The road to gapless
Part 3 of the devblog for MusicatOriginally published on Github discussions
Ever since I started working on musicat, the audiophile in me wanted to implement gapless playback. Yet I decided to park it, live with the gaps on The Dark Side Of The Moon and just use the <audio>
element. That way I could focus on building out features that I needed first.
But now that I’m quite happy with how the app is turning out, it’s time to (temporarily) stop making fancy features and start getting my hands dirty in a PCM stream. It’s also time to offload the CPU-heavy stuff away from the the web frontend, and start actually learning Rust since this is a Tauri app after all.
So over the past few months I have played around with a few ideas to try and enable gapless support, constantly re-architecting the whole playback engine and eventually scrapping WebAudio altogether and doing the decoding and the playback in Rust (Symphonia + cpal). Of course, going native is great, but let’s have a look at why the various WebAudio approaches didn’t work:
- Approach 1: No WebAudio, just
<audio src="local track">
:- Need two
<audio>
elements and try to crossfade between them during the gapless transition. - No control over decoding, resampling and playback when changing
src
- No access to samples, can’t precisely time things, so gaps are inevitable.
- Need two
- Approach 2: mse-gapless-poc
- Consisted of fetching the audio chunks manually over Tauri’s asset protocol, and feeding them to a
MediaSource
, to which you can append chunks usingSourceBuffer.appendBuffer()
. Browsers can be very strict with how you use this buffer, and I found the implementation to be very clunky. I believe this is what YouTube and Spotify use. - Managing buffered/played chunks was a pain, you constantly run into the QuotaExceededError, and the quota is different for every browser..
- Decoding and resampling is still handled by the browser/webview
- Without sample-level precision, wasn’t sure how to implement precise seeking, so I had to approximate the desired seek position and guess which chunk to request. Not ideal
- Consisted of fetching the audio chunks manually over Tauri’s asset protocol, and feeding them to a
- Approach 3: webaudio-worklet-poc
- Here we take control over the decoding the chunks using WASM libraries, then feed the decoded raw PCM into an AudioWorklet
- The browser is no longer in charge of resampling, so I tried resampling in the AudioWorklet, which proved to be quite slow for real-time. So I settled for re-initializing the AudioContext with a new sample rate if it changes between files. So gapless was only possible between files that had the sample sample rate.
- However this still introduced gaps, sometimes even between chunks, especially when playing MP3s where compression requires data from previous frames.

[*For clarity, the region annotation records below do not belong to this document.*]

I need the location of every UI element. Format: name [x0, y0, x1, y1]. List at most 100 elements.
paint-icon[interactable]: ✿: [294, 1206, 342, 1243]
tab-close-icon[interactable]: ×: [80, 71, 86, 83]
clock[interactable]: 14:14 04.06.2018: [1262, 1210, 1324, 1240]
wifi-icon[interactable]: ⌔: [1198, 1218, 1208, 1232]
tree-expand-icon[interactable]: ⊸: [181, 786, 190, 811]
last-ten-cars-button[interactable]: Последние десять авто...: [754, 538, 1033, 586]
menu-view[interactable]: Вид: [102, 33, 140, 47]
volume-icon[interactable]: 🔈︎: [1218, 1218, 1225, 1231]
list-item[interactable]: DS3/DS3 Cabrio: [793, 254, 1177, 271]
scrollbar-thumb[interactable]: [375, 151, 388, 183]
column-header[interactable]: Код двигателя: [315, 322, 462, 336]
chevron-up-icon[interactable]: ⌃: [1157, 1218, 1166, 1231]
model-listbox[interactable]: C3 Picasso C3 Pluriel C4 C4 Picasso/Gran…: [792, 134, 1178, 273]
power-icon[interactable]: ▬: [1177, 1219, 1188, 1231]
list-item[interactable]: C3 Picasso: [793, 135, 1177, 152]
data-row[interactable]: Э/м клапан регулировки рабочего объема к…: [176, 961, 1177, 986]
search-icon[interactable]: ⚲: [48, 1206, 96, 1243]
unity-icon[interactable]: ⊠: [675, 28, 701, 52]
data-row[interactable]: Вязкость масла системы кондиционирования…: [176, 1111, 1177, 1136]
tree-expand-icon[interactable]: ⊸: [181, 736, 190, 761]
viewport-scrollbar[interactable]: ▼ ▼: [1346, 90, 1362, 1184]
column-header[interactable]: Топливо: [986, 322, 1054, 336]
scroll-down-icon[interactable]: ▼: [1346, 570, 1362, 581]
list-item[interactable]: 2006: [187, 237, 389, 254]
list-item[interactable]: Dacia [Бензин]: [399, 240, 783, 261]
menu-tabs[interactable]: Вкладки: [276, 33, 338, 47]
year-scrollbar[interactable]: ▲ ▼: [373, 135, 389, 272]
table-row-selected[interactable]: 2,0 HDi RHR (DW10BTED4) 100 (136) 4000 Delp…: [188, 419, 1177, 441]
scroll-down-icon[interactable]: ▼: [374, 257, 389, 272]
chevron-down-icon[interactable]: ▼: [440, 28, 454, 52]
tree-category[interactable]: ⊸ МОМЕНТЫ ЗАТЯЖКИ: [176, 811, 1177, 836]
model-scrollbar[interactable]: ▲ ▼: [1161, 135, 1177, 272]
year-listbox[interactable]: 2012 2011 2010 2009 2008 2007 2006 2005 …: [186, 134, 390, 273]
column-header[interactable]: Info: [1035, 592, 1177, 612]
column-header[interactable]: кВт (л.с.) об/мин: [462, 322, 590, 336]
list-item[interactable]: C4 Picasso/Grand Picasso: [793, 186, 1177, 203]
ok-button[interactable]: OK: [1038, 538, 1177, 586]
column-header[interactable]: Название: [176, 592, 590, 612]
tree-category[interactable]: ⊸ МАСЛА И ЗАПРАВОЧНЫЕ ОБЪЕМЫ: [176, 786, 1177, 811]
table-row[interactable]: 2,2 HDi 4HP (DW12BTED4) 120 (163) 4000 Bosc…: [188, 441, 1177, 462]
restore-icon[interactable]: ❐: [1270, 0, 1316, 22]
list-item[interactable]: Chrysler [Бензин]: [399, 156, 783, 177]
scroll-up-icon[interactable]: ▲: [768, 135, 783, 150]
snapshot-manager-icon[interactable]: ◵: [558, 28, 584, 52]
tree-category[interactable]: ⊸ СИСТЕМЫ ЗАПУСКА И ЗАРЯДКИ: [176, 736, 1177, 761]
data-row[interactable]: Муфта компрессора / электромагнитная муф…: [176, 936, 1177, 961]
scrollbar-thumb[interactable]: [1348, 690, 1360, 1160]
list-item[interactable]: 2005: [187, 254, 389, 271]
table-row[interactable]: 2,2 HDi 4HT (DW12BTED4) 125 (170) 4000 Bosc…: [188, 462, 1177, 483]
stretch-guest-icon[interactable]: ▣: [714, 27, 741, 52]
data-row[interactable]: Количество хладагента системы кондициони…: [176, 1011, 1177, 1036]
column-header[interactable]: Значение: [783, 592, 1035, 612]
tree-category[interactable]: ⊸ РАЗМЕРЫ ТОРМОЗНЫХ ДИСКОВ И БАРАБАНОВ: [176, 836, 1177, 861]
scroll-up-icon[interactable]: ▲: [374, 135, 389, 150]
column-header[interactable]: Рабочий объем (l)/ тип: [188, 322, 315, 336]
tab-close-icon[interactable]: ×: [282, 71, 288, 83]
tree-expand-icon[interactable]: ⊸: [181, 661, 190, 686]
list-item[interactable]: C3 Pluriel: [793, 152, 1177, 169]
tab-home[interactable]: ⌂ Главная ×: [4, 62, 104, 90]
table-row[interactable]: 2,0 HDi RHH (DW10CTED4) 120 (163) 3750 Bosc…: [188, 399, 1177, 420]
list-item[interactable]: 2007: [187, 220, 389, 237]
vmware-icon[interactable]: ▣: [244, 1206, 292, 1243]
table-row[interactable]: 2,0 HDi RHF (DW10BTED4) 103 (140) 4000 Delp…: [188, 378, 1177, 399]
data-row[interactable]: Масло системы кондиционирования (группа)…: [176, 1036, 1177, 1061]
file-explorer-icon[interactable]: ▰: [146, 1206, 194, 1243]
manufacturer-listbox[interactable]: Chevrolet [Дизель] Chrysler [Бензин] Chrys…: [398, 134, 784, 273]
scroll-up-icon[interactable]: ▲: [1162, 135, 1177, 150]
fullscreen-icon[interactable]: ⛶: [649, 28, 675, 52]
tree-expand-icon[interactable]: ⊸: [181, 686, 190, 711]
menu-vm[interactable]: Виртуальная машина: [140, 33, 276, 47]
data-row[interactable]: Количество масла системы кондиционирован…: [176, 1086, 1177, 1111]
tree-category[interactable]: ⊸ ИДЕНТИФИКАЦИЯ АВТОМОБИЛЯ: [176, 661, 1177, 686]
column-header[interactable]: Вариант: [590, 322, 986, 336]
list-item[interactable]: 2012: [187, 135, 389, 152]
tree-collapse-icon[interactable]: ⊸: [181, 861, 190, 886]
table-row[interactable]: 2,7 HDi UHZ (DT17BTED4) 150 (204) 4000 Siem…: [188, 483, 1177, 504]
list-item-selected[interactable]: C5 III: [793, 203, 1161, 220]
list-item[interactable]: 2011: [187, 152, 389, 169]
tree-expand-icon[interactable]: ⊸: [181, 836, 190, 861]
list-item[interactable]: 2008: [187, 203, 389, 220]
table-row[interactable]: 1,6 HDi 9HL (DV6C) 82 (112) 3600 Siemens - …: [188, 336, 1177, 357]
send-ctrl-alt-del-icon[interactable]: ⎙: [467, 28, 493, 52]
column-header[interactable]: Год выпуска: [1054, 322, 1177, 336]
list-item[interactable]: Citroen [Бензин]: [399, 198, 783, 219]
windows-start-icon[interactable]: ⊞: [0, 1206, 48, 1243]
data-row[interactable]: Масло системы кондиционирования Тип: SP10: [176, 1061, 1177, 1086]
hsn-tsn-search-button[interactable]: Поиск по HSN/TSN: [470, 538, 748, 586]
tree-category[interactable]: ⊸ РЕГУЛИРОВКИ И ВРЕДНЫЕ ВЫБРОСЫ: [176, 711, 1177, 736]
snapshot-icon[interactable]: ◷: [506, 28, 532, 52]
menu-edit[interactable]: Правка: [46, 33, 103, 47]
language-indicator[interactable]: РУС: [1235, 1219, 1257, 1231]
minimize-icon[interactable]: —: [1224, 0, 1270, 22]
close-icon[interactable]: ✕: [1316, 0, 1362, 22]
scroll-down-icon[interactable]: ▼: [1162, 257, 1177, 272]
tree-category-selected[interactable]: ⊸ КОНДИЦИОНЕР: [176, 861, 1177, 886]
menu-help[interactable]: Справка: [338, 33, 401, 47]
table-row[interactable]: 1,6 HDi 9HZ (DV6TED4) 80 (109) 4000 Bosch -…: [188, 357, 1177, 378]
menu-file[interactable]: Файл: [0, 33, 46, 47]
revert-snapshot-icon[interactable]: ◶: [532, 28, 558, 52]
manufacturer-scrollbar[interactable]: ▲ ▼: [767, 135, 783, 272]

Basically - don’t decode MP3’s chunk-by-chunk unless you have split the file on the exact frame boundaries.
- Approach 4: webrtc-worklet-poc
- The decoding is offloaded to the Rust backend using Symphonia, which streams the raw PCM to the web app over a WebRTC DataChannel, played back using an AudioWorklet, no chunking needed. When I thought of this, I knew it was overkill for a local app, but I tried it anyway. This research paper follows a similar approach.
- Requires flow control on both sides, to make sure that sender can keep up with playback, but not so fast that it overflows the ring buffer. I had to implement an VLC-like algorithm where the consumer sends the producer it’s “receive rate” at regular intervals, and the decoder slows down or speeds up accordingly, between 0.8x and 3x playback speed.
- The approach generally worked, and since it’s a local app there weren’t any “lost packets”. So technically we could do gapless. But the CPU usage increased heavily due to WebRTC, and when moving the app to the background I sometimes experienced the WebKit WebView throttling the connection, causing the playback to stutter.
- Final approach: rust-audio-backend
- Decoding, playback and resampling is done in Rust using Symphonia + cpal on a separate thread.
- Direct control over the raw audio stream sent to the native device
- No flow control required, since we’re now using a ring buffer to send samples to the device
- Frontend communicates necessary file, volume, seek information
- WebRTC is still used, but only for streaming the real-time FFT viz data for the spectroscope visualization on the frontend.
- CPU usage is acceptable 15-20%
- Road to gapless and other audio features paved ahead!
Essentially, I went down a rabbit hole, progressively getting closer to the raw audio stream in the process. And I’m so glad I did, because I feel like I have peeled off all the layers of abstraction and browser limitations that were getting in the way. In hindsight, building a desktop audio player using web technologies probably wasn’t the best idea. But I’m happy with a hybrid architecture where Rust is the I/O, audio, heavy-lifting layer, and the Svelte app is just the presentation layer. Granted, the database is still using IndexedDB which is in the browser, but that’s something for another day.